Dire ce qu’il pense au boulot, par contre, ne semble pas l’effrayer. D’où quelques remontages de bretelles de la direction et des conflits avec certains supérieurs. Il évoque les vacheries de confrères, les «coups de pied» difficiles à digérer, s’étonne de ces médecins qui «passent par-dessus l’intérêt des malades pour défendre le leur». Et concède finalement avoir «quand même, probablement, un petit problème avec la hiérarchie».

La hiérarchie, parlons-en. Jacques Cotting la rêve plate, comme dans les hôpitaux canadiens. Moins d’ego, moins d’échelons. «Ici, le système est purement royaliste. Il y a le chef, la première cour, la deuxième… Certains profs n’ont pas vu de malades depuis quatre ans. Moi, j’étais presque tous les jours dans mon unité et j’ai fait des gardes jusqu’à l’année dernière.»

Si la retraite ne le réjouit pas, elle ne lui fait pas peur non plus. Il y a le bricolage, les sudokus. «Cette maison, c’est mon havre de paix, je suis heureux, ici.» Il se satisfait de peu mais l’action n’est jamais loin. Ce n’est qu’à la fin de l’entretien, lorsqu’on lui indique la date de parution de son portrait, qu’il lâche: «Le 26? Ah, le lendemain je pars au Cambodge avec René Prêtre pour former les médecins et opérer des enfants.» (24 heures)

Créé: 26.10.2018, 10h12

Bio

1952 Naissance à Fribourg.

1970 Est mis à la porte par sa mère.

1975 Premier mariage.
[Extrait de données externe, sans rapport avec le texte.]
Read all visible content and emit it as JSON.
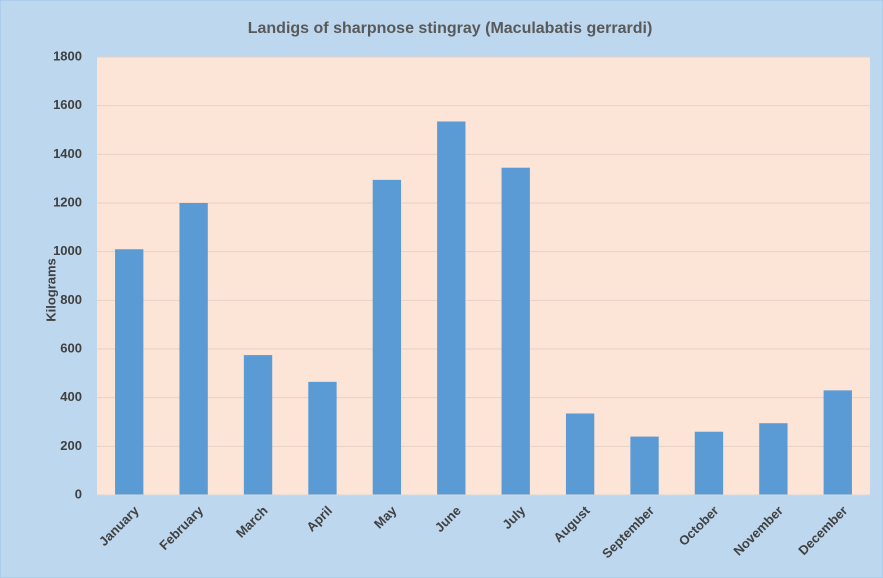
{
  "chart_data": {
    "type": "bar",
    "title": "Landigs of sharpnose stingray (Maculabatis gerrardi)",
    "y_label": "Kilograms",
    "categories": [
      "January",
      "February",
      "March",
      "April",
      "May",
      "June",
      "July",
      "August",
      "September",
      "October",
      "November",
      "December"
    ],
    "values": [
      1010,
      1200,
      575,
      465,
      1295,
      1535,
      1345,
      335,
      240,
      260,
      295,
      430
    ],
    "color": "#5b9bd5",
    "ylim": [
      0,
      1800
    ],
    "yticks": [
      0,
      200,
      400,
      600,
      800,
      1000,
      1200,
      1400,
      1600,
      1800
    ],
    "grid": true
  }
}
Naissance de Pierre en 1975, puis de Laurence en 1978. L’union se soldera par un divorce à l’amiable.

1981 Diplôme de médecine à Lausanne.

1990 Séjour à Londres puis à Toronto pour une formation postgraduée en soins intensifs pédiatriques.

1991 À son retour, prend la tête de l’Unité de soins intensifs pédiatriques du CHUV. Travaille avec Jocelyne, infirmière, sa future épouse.

1990-2000 Participe à la mise en place de la formation suisse en soins intensifs.

1997 Mariage avec Jocelyne à la naissance de Lara. Marc suit en 2000.

2001 Nommé privat-docent et médecin-chef.

2018 Prend sa retraite au mois de juillet.